The Travel Sector Shake-Up: Who Survives the AI Storm?

At the recent AITO conference, I was asked the intriguing question of “Which Travel Sector is most threatened by the rollout of AI?”

Honestly, it’s easier to flip this question and look at what protections the travel industry has against AI. For example, “Asset” holders like airlines, cruise lines, and hotels aren’t threatened just because customers will always need them, and they can’t be “disintermediated”. Therefore, companies such as Tui, Easyjet, and Jet2 Holidays are likely to see AI as a way to improve efficiency and will use it to open new distribution routes.

However, “Online Travel Agents” (OTAs) face two significant and imminent threats.

Over the past 20 years, Google has dominated holiday search, and its algorithms, which reward higher click volumes with lower average costs, have established a fairly “locked-in” hierarchy primarily shared among Love Holidays, On the Beach, and booking.com for most holiday search terms. This is now being seriously disrupted by the introduction of Google AI search mode powered by Gemini, which has taken 30-40% of the traffic that used to flow to the top-positioned advertisers and redistributed it in a completely different way based on the best match to a customer’s request.

This trend is only going to be exacerbated as competing AI search tools such as ChatGPT and Perplexity rapidly increase their market share in the UK.

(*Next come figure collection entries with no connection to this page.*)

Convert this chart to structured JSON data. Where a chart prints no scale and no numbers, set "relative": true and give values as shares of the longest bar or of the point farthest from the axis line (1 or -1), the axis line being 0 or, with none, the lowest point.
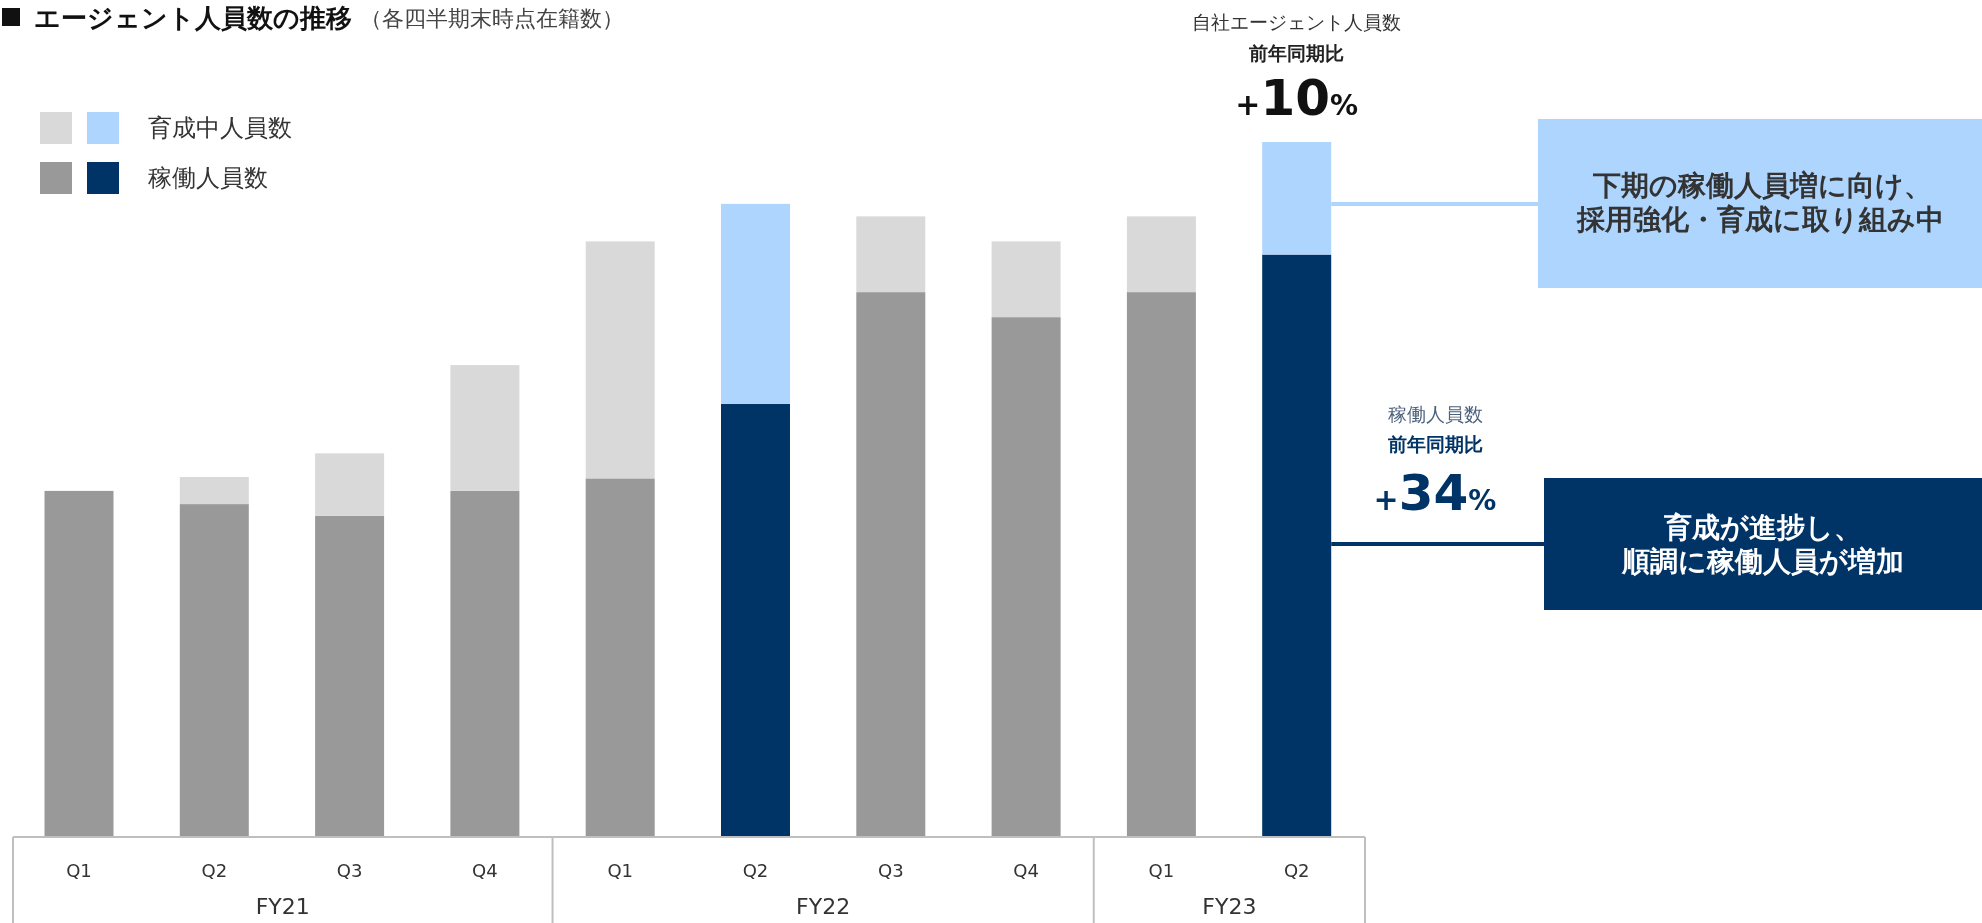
{
  "chart_data": {
    "type": "bar",
    "title": "エージェント人員数の推移",
    "subtitle": "（各四半期末時点在籍数）",
    "stacked": true,
    "relative": true,
    "legend": "top left",
    "categories": [
      "Q1",
      "Q2",
      "Q3",
      "Q4",
      "Q1",
      "Q2",
      "Q3",
      "Q4",
      "Q1",
      "Q2"
    ],
    "series": [
      {
        "name": "稼働人員数",
        "color": "#999999",
        "colors": [
          "#999999",
          "#999999",
          "#999999",
          "#999999",
          "#999999",
          "#003366",
          "#999999",
          "#999999",
          "#999999",
          "#003366"
        ],
        "values": [
          0.498,
          0.479,
          0.462,
          0.498,
          0.516,
          0.623,
          0.784,
          0.748,
          0.784,
          0.838
        ]
      },
      {
        "name": "育成中人員数",
        "color": "#d9d9d9",
        "colors": [
          "#d9d9d9",
          "#d9d9d9",
          "#d9d9d9",
          "#d9d9d9",
          "#d9d9d9",
          "#add5fd",
          "#d9d9d9",
          "#d9d9d9",
          "#d9d9d9",
          "#add5fd"
        ],
        "values": [
          null,
          0.039,
          0.09,
          0.181,
          0.341,
          0.288,
          0.109,
          0.109,
          0.109,
          0.162
        ]
      }
    ],
    "annotations": [
      "FY21",
      "FY22",
      "FY23",
      "自社エージェント人員数",
      "前年同期比",
      "+10%",
      "稼働人員数",
      "前年同期比",
      "+34%",
      "下期の稼働人員増に向け、",
      "採用強化・育成に取り組み中",
      "育成が進捗し、",
      "順調に稼働人員が増加"
    ]
  }
}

At the same time, Gemini and the other LLM (Large Language Model) search engines are all launching “Agentic AI” solutions for travel. These enable customers to either type or use voice activation to make complex, detailed travel requests, which then open new windows with the “Agentic AI Agent,” which mimics a human and uses relevant travel sites like Skyscanner to identify the best flight options before combining them with hotel options from booking.com.

This new age “Dynamic Packaging” avoids the extensive costs and restrictions of ATOL bonding and therefore offers customers lower cost options, threatening to undermine the OTA’s core offering of range and lowest price.

Some customers will still seek “Principal Status” and ATOL protection, but I doubt this will be the majority, which puts Love and OTB’s market share at real risk. However, nobody should ever dismiss this innovative business, as they could simply pivot to using AI to develop their offering while leveraging their established brand recognition.

Travel Agents also face a significant threat, but ironically, it’s not from being replaced by AI but from more agents joining the hunt for customers and “Super Agents” hoovering up a much larger share of the market.

We have already seen 37,000 agents join the sector under the umbrella of “IntelleTravel”, but this figure is set to rise dramatically as “Agentic AI” tools mean nearly anyone can book travel with minimal training. Add to this the extensive product knowledge available at their fingertips from AI tools, and the “Agency” battle shifts to how cost-effectively agents can attract customers and on what scale.

I believe there will be a new wave of “Influencer agents” using TikTok, Instagram, and Facebook to promote inspiring destination content, generating leads that they then either pass on to third-party price-comparison sites or book themselves using agentic AI tools.

Even within traditional homeworking channels, top sellers can grow even faster by delegating all their back-office booking and research tasks to AI, while using their freed-up time to leverage their human sales skills to handle 2-3 times more customers per year. These “Super Agents” will logically gain increased market share, forcing weaker agents to go part-time or leave the sector.

It will also be fascinating to see what new travel brands are created using the new “Model Context Protocol” (MCP) technology. MCP is a simple standardisation wrapper that LLMs are forcing suppliers to put around their API feeds to turn them into “Standardised Bricks” accessible by AI coding teams to create new “Travel Super Stores”.

Using MCP tools from suppliers significantly simplifies the creation of price-comparison sites and innovative packaging tools, such as “Event Trip,” a new spin-out soon to be launched by Neural River Incubator.

The established travel order is set for a significant shake-up, not in the next 10 years as some commentators predict, but rather within the next 2 years, in my opinion, as the wave of AI change is now accelerating rapidly, with even the slow-moving travel sector beginning to engage first gear.